Imagine if someone was capable of doing this to a manufacturer, it could be catastrophic. Fortunately, at the moment, this type of attack is not the work of a script kiddie in mom’s basement.

The Future of Car Hacking & Vehicle to Vehicle Communication

Great advancements in-vehicle technology are happening at a rapid pace. Vehicle to vehicle communication is one of those rapidly advancing things. The DOT has pushed to make it standard technology within vehicles. This technology will bring many great safety features to prevent car accidents, a critical issue in transportation.

The internet is a massive web of computer to computer communication that allows us to visit websites like ZEV Society. That massive web of connectivity allows anyone, from anywhere, to do bad things too.

When vehicle to vehicle communication becomes commonplace, that similar web will be created for our cars. This web will be of the most critical components in the vehicle, ensuring it drives safely down the road. Manipulation of this communication could pose a critical issue to drivers on the road.
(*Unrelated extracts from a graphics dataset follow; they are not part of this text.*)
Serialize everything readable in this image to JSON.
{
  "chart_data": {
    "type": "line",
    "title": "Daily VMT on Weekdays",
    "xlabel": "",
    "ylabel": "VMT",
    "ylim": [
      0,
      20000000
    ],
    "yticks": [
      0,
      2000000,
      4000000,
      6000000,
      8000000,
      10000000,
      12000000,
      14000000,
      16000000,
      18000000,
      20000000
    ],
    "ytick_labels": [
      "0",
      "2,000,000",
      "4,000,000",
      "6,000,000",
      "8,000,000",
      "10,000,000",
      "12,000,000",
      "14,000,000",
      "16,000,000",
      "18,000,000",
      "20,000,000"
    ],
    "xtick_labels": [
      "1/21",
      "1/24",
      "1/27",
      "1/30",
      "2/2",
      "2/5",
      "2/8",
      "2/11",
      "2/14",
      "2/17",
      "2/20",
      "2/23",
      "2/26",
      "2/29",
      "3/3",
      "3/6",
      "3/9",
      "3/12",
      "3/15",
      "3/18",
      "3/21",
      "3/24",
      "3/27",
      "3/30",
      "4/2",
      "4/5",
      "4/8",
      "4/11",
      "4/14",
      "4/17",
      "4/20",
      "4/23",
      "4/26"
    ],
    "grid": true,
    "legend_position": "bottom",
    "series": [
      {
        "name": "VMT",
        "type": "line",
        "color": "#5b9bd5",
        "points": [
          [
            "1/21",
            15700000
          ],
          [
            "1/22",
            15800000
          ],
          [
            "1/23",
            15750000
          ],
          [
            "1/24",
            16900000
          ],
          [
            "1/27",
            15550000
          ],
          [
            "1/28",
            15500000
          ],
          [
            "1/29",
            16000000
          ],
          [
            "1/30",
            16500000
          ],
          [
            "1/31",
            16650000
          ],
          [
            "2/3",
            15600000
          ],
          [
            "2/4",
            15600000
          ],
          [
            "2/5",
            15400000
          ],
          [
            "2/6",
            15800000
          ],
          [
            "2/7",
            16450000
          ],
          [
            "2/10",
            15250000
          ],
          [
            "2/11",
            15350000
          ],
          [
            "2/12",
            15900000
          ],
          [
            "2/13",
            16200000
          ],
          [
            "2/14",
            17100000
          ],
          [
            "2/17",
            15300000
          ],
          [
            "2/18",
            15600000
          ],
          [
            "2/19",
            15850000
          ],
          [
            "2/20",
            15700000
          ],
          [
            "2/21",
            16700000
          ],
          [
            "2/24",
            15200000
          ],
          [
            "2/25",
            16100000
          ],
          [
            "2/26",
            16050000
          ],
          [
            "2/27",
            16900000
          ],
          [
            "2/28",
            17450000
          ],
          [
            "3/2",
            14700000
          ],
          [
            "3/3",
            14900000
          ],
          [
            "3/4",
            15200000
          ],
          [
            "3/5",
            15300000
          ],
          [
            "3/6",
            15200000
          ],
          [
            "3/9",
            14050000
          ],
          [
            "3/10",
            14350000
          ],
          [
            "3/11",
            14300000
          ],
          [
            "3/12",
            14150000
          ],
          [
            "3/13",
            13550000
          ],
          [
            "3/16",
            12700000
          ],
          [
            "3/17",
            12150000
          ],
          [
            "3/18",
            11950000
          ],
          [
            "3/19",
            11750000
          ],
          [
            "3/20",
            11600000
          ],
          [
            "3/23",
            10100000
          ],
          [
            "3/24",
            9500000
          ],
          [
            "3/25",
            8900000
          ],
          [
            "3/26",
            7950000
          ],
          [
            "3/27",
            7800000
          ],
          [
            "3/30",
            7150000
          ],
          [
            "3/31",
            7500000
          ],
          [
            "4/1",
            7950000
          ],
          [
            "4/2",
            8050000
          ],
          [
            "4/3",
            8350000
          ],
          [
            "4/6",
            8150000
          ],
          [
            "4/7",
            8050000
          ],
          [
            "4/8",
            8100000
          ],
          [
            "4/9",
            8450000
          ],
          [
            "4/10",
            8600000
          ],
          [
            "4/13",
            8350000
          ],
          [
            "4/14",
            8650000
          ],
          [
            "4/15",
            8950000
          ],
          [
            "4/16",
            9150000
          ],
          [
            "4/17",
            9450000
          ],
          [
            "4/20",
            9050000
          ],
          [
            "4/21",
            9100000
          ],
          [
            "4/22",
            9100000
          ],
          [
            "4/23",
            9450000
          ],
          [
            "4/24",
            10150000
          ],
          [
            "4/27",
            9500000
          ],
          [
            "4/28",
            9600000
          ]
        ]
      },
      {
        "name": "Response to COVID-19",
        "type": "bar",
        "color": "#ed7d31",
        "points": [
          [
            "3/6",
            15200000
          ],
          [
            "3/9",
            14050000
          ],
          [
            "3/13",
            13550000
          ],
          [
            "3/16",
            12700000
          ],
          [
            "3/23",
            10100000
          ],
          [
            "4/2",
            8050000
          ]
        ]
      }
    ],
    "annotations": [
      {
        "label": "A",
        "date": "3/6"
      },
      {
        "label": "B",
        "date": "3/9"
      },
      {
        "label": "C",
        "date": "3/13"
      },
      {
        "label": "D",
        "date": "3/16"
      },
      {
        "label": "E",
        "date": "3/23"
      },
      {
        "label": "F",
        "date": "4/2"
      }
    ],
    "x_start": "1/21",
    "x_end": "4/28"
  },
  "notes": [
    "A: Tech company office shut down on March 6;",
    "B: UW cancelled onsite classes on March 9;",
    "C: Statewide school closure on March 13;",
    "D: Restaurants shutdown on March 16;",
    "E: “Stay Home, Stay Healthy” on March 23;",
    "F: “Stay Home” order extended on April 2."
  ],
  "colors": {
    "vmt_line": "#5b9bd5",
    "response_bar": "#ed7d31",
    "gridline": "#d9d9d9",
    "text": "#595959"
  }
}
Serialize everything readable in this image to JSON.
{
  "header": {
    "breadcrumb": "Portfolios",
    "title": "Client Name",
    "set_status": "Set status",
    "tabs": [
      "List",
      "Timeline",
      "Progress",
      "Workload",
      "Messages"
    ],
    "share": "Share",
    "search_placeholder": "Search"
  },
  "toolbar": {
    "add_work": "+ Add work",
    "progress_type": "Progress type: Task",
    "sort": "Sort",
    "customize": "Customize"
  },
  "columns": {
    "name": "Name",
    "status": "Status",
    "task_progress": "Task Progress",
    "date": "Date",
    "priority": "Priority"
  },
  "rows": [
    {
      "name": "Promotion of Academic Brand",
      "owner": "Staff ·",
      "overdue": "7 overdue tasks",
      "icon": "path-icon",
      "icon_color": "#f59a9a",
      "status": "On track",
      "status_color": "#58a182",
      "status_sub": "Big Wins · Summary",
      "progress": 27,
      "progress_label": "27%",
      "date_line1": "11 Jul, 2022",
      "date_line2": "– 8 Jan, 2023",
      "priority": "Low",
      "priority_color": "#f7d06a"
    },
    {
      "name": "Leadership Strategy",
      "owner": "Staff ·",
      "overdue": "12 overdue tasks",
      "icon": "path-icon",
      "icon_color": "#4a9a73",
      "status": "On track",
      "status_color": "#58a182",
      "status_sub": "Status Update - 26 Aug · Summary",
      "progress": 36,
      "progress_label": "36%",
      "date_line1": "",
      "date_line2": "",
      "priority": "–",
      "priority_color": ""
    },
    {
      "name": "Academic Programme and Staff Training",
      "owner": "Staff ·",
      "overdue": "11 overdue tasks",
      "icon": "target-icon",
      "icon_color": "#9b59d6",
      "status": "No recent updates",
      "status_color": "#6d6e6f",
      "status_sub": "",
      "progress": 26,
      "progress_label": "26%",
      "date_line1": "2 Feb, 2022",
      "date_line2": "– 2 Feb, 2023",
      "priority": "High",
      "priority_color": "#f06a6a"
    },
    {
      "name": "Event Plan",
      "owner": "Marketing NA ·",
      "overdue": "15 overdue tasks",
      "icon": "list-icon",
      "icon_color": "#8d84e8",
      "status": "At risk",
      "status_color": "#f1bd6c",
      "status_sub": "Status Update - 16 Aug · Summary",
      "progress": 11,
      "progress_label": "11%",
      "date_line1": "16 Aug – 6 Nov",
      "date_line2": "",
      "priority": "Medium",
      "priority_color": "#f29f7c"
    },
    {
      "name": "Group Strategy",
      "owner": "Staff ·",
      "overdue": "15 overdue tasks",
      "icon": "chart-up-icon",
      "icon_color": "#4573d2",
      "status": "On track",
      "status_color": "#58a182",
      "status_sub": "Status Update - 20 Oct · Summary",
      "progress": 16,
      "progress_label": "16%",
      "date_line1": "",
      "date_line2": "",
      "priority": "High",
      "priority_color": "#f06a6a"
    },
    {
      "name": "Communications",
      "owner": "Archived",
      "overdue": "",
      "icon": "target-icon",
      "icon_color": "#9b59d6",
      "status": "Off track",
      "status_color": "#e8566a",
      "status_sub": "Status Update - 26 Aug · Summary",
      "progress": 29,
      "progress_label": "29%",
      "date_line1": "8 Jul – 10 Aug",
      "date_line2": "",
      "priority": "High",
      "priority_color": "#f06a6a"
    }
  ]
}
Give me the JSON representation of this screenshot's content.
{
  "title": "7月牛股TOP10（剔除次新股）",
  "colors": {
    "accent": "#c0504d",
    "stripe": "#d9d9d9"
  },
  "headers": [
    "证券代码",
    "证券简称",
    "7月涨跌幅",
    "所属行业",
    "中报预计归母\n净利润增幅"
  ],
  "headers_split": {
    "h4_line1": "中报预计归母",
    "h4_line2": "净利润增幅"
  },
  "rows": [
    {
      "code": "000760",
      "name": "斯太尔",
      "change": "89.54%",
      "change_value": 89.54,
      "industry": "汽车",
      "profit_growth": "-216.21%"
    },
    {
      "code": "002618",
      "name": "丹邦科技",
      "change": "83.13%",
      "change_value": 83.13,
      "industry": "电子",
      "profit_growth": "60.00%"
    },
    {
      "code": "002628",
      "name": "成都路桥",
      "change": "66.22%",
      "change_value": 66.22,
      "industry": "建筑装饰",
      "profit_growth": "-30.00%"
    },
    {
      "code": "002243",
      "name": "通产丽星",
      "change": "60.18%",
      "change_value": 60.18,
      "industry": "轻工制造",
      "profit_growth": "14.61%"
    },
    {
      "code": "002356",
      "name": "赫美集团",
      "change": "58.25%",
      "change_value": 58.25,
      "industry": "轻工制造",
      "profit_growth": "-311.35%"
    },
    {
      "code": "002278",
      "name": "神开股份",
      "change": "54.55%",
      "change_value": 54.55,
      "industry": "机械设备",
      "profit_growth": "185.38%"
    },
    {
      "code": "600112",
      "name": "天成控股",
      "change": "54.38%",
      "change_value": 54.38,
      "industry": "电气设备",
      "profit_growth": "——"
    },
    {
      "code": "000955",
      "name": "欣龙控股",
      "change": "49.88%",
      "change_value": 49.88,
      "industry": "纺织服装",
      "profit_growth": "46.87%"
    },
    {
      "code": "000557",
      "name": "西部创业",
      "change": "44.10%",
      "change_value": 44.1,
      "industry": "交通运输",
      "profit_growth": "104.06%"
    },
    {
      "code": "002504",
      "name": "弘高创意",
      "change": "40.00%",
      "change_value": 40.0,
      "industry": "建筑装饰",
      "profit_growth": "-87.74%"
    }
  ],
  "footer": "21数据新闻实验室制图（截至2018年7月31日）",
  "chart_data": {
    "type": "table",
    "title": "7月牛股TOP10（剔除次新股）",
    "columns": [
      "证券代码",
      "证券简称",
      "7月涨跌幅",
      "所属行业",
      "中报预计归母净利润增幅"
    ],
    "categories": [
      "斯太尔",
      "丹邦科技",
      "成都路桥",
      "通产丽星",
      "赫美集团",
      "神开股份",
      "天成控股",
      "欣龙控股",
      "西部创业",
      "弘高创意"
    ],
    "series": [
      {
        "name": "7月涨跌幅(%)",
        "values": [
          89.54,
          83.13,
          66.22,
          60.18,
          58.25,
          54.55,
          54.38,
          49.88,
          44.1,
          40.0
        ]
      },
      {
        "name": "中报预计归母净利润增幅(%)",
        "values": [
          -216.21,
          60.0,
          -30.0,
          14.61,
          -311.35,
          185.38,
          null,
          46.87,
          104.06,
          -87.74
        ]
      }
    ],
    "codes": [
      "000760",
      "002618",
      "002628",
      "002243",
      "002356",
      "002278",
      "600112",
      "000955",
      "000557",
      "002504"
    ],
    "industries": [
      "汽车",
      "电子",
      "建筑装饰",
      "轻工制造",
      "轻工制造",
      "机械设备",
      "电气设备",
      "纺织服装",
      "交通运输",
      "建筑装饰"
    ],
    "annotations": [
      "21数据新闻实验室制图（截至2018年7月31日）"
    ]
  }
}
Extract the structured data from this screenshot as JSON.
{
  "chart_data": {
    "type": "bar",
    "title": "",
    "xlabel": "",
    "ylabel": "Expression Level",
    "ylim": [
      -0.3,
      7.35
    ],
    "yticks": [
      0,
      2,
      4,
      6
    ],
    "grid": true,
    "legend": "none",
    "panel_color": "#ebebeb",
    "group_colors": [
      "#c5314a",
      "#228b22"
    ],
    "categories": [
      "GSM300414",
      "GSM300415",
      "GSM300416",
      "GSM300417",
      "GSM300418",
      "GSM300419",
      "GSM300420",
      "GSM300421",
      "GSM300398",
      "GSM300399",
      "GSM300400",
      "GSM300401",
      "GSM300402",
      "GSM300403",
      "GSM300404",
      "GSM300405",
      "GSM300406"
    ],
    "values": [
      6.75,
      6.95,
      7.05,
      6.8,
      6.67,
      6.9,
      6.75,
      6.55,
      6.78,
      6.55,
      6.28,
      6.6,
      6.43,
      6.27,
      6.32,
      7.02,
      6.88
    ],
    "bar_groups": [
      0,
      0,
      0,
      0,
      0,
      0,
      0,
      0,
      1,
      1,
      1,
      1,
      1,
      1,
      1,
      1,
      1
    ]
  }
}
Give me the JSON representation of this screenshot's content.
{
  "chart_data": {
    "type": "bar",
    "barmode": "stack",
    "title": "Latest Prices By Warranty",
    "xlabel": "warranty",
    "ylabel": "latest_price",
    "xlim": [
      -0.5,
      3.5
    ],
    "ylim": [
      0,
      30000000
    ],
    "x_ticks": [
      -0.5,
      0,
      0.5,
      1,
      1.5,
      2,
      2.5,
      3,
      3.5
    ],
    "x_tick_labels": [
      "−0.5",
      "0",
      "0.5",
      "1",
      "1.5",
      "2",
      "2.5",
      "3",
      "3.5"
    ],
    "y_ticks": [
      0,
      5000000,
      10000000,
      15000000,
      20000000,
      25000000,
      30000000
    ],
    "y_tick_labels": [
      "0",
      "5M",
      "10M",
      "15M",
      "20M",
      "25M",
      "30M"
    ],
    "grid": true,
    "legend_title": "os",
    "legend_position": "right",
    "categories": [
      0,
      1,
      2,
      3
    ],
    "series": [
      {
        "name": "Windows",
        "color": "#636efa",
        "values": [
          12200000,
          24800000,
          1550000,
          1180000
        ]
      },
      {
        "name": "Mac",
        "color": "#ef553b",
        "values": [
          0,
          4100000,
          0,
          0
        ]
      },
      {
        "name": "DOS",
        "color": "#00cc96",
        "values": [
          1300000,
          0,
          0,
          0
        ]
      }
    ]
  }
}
This landscape rapidly increases when infrastructure is coupled in the communication network. What will validate communication sessions between a traffic light and a vehicle? What will stop a bad actor from creating a simulated traffic light at a congested intersection? Real-time validation of trusted certificates, maybe? We aren’t totally sure, but these guys tend to agree.

Fortunately, we have ever-advancing technology and security practices that will make attacking technology like this difficult. Security embedded into the development of vehicle components is a critical aspect that many manufacturers and suppliers are aware of. The future of cars and their connectivity will be an exciting and historical time.